Un "rapimento" per tornare alla base

Salvato formalmente dall'Aeronautica, Dengler venne in seguito "rapito" da una squadra di Seal che lo portarono via dall'ospedale per trasportato in aereo sulla Uss Ranger dove era stata allestita una festa di bentornato. Poco dopo venne rimpatriato.

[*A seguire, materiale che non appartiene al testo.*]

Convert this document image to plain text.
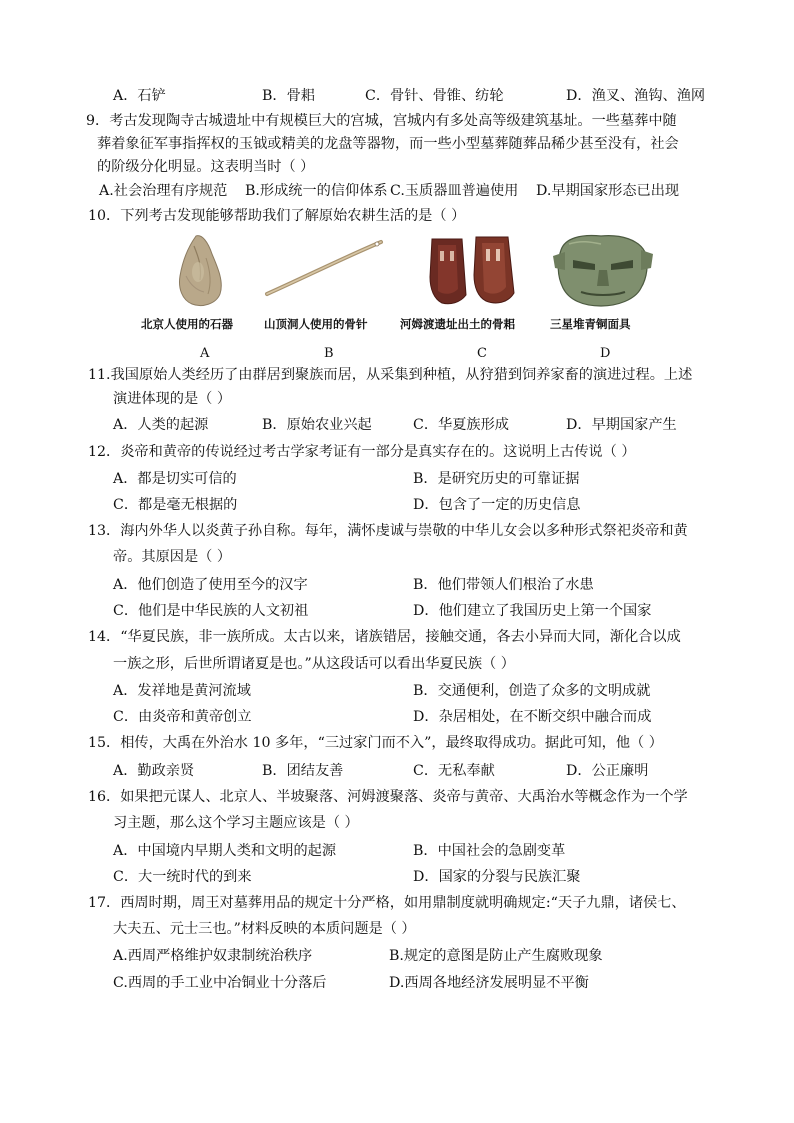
A．石铲	B．骨耜	C．骨针、骨锥、纺轮	D．渔叉、渔钩、渔网
9．考古发现陶寺古城遗址中有规模巨大的宫城，宫城内有多处高等级建筑基址。一些墓葬中随
葬着象征军事指挥权的玉钺或精美的龙盘等器物，而一些小型墓葬随葬品稀少甚至没有，社会
的阶级分化明显。这表明当时（ ）
A.社会治理有序规范 B.形成统一的信仰体系 C.玉质器皿普遍使用 D.早期国家形态已出现
10．下列考古发现能够帮助我们了解原始农耕生活的是（ ）
北京人使用的石器	山顶洞人使用的骨针	河姆渡遗址出土的骨耜	三星堆青铜面具
A	B	C	D
11.我国原始人类经历了由群居到聚族而居，从采集到种植，从狩猎到饲养家畜的演进过程。上述
演进体现的是（ ）
A．人类的起源	B．原始农业兴起	C．华夏族形成	D．早期国家产生
12．炎帝和黄帝的传说经过考古学家考证有一部分是真实存在的。这说明上古传说（ ）
A．都是切实可信的	B．是研究历史的可靠证据
C．都是毫无根据的	D．包含了一定的历史信息
13．海内外华人以炎黄子孙自称。每年，满怀虔诚与崇敬的中华儿女会以多种形式祭祀炎帝和黄
帝。其原因是（ ）
A．他们创造了使用至今的汉字	B．他们带领人们根治了水患
C．他们是中华民族的人文初祖	D．他们建立了我国历史上第一个国家
14．“华夏民族，非一族所成。太古以来，诸族错居，接触交通，各去小异而大同，渐化合以成
一族之形，后世所谓诸夏是也。”从这段话可以看出华夏民族（ ）
A．发祥地是黄河流域	B．交通便利，创造了众多的文明成就
C．由炎帝和黄帝创立	D．杂居相处，在不断交织中融合而成
15．相传，大禹在外治水 10 多年，“三过家门而不入”，最终取得成功。据此可知，他（ ）
A．勤政亲贤	B．团结友善	C．无私奉献	D．公正廉明
16．如果把元谋人、北京人、半坡聚落、河姆渡聚落、炎帝与黄帝、大禹治水等概念作为一个学
习主题，那么这个学习主题应该是（ ）
A．中国境内早期人类和文明的起源	B．中国社会的急剧变革
C．大一统时代的到来	D．国家的分裂与民族汇聚
17．西周时期，周王对墓葬用品的规定十分严格，如用鼎制度就明确规定:“天子九鼎，诸侯七、
大夫五、元士三也。”材料反映的本质问题是（ ）
A.西周严格维护奴隶制统治秩序	B.规定的意图是防止产生腐败现象
C.西周的手工业中冶铜业十分落后	D.西周各地经济发展明显不平衡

I traumi per quella terribile esperienza non lo abbandonarono mai completamente, ma il suo carisma e il suo magnetismo non gli impedirono di vivere una vita piena, come uomo e come pilota di linea per la civile Twa. Si sposò tre volte, sopravvisse ad altri 4 indicenti aerei come collaudatore, rilasciò dozzine di interviste e tornò anche in Laos per visitare i luoghi della sua grande avventura. Gli uomini del Pathet Lao lo accolsero come una celebrità. Purtroppo l'epilogo di questa storia non è lieto come vorremmo. Anzi, potrebbe addirittura suscitare lo sdegno di quanti non concepiscono l'autodeterminazione di un uomo libero.

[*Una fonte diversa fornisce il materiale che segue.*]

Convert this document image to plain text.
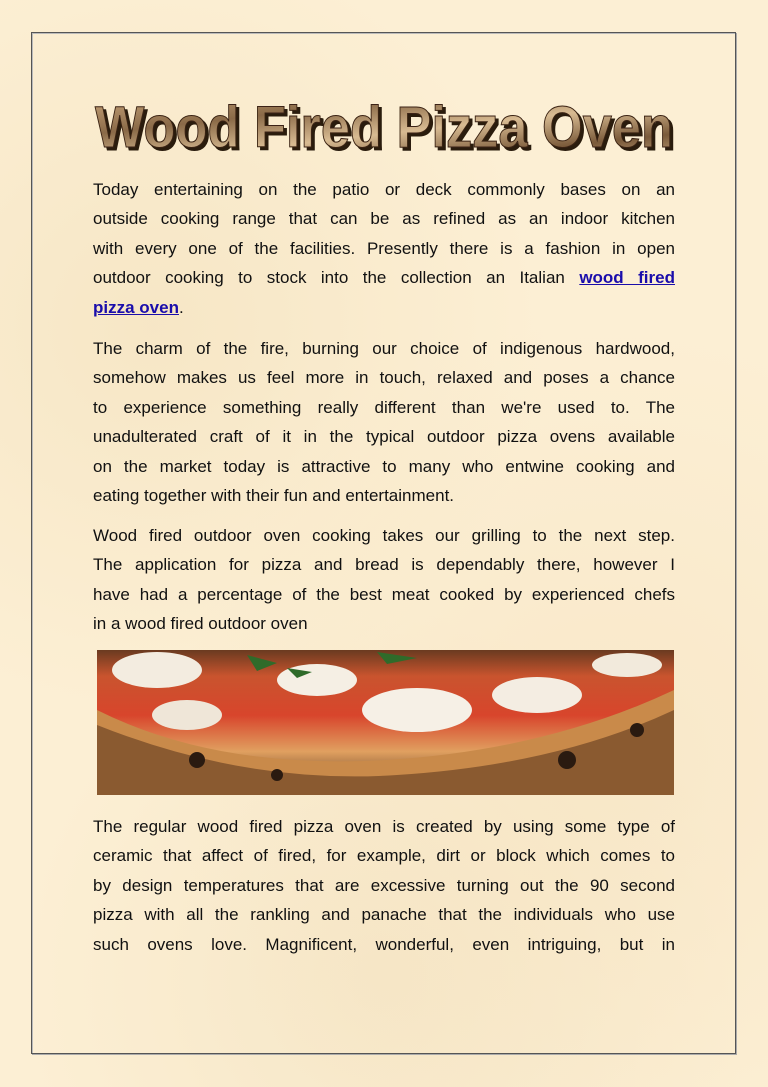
Wood Fired Pizza Oven
Today entertaining on the patio or deck commonly bases on an
outside cooking range that can be as refined as an indoor kitchen
with every one of the facilities. Presently there is a fashion in open
outdoor cooking to stock into the collection an Italian wood fired
pizza oven.
The charm of the fire, burning our choice of indigenous hardwood,
somehow makes us feel more in touch, relaxed and poses a chance
to experience something really different than we're used to. The
unadulterated craft of it in the typical outdoor pizza ovens available
on the market today is attractive to many who entwine cooking and
eating together with their fun and entertainment.
Wood fired outdoor oven cooking takes our grilling to the next step.
The application for pizza and bread is dependably there, however I
have had a percentage of the best meat cooked by experienced chefs
in a wood fired outdoor oven
The regular wood fired pizza oven is created by using some type of
ceramic that affect of fired, for example, dirt or block which comes to
by design temperatures that are excessive turning out the 90 second
pizza with all the rankling and panache that the individuals who use
such ovens love. Magnificent, wonderful, even intriguing, but in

Nel 2000 Dieter Dengler scopre di soffrire del morbo di Lou Gehrig, più comunemente nota come Sla, la Sclerosi Laterale Amiotrofica, una malattia neurodegenerativa incurabile che già nel primo anno lo priva di alcune delle più naturali capacità, come mangiare autonomamente o riflettere ed esprimersi in modo sempre coerente. Per timore del suo destino di prigioniero di una malattia, il 7 febbraio del 2001 impugna la sua pistola d'ordinanza e mette fine alla sua vita. Lo scrittore Bruce Henderson, autore del libro Hero Found, scrisse di lui: "..Un ragazzo cresciuto in Germania nella speranza di pilotare aerei è morto da eroe americano".

Dieter Dengler oggi riposa presso il cimitero militare di Arlington a Washington, dove è stato sepolto dopo aver ricevuto tutti gli onori militari che si possono concedere un eroe di guerra. Il giorno del suo funerale una formazione di jet della Marina degli Stati Uniti eseguirono per lui la manovra Missing man.

La stessa che è stata eseguita nei giorni scorsi sulla Casa Bianca come tributo alla scomparsa del maggiore Maciej Krakowian, il pilota polacco morto a Poznań la scorsa settimana. Perché tra piloti non c'è differenza di bandiera, fuorchè in combattimento.